During this Coalition Government's rule, children have only ever been brought to Australia from these concentration camps under Federal Court order sought my medical professionals and activists.
Minister for Home Affairs Dutton – who was previously responsible for these offshore gulags where people are tortured, refused medical treatment and die under our "care" – during his bid to become prime minister, actually claimed that he would bring everyone here from Manus and Nauru if only he could:
"If I could I would put them all on a charter flight to Australia tomorrow."
It seems no one told him that he could grant visas and organise transport for genuine asylum seekers as well as globe-trotting, visa-breaking au pairs, the whole time he was the responsible minister and actively fought against this.
Minister Dutton has denied urgent medical treatment to children (as well as adults) on many occasions, fighting medical professionals, aid agencies and even magistrates for years.
This is the same man who, just two short months earlier, said compassion must not be shown towards refugees:
"It's essential that people realise that the hard-won success of the last few years could be undone overnight by a single act of compassion in bringing 20 people from Manus to Australia."
When current PM Scott Morrison was Immigration Minister, he organised a cold, hard public announcement advertising Australia's abject lack of compassion towards asylum seekers, to be paraded on the international stage. Don't bother coming here, it declared, we won't save you. Of course, most of the asylum seekers currently held on Manus and Nauru missed the memo as they were already here.
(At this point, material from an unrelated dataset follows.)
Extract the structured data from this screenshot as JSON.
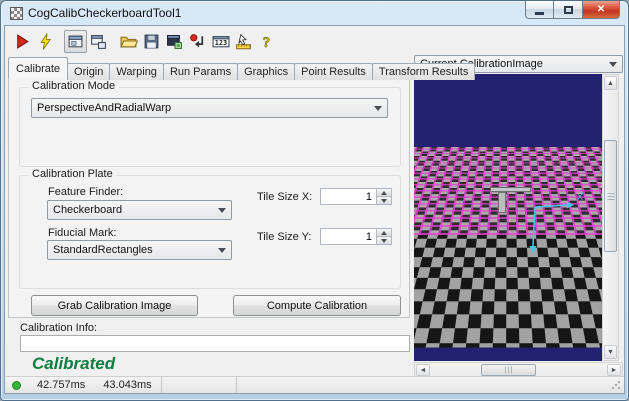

Morrison also instigated the ensuing secrecy about the treatment of refugees by refusing to update the country about "on-water" matters, announcing we would be advised only on an “as-needs basis”.
When reports of children self-harming on Nauru first surfaced, it was Morrison who responded by suggesting that Save the Children workers were making false claims – and even coaching children to self-harm – in order to undermine the Government.
And it was Scott "Stop the Boats" Morrison who first asked his Department to advise how asylum seekers could be prevented from ever receiving asylum. He did this before deciding to intervene in ASIO's security procedures and delay security checks for 700 asylum seekers back in 2013 — until visa provisions could be tightened.
Indeed, since the Border Force Act was introduced by this Coalition Government (under Abbott), all other legislative safeguards tasked with maintaining the fabric of society have been eclipsed in Australia’s offshore detention centres — including international law governing the right to seek asylum, the mandatory reporting of child sexual abuse, freedom of the press and (until recently) freedom of speech.
We must not, then, expect Coleman to be anything other than a disciple of Dutton and Morrison before him. Being cruel and heartless, as well as adept at dodging responsibility, are prerequisites for the job of Australian Minister for Immigration under this Coalition Government.
Let us not expect anything from this Government in the future, either, except a flagrant disregard for human rights, more preventable deaths, untold misery and, if re-elected, many more years of blaming Labor.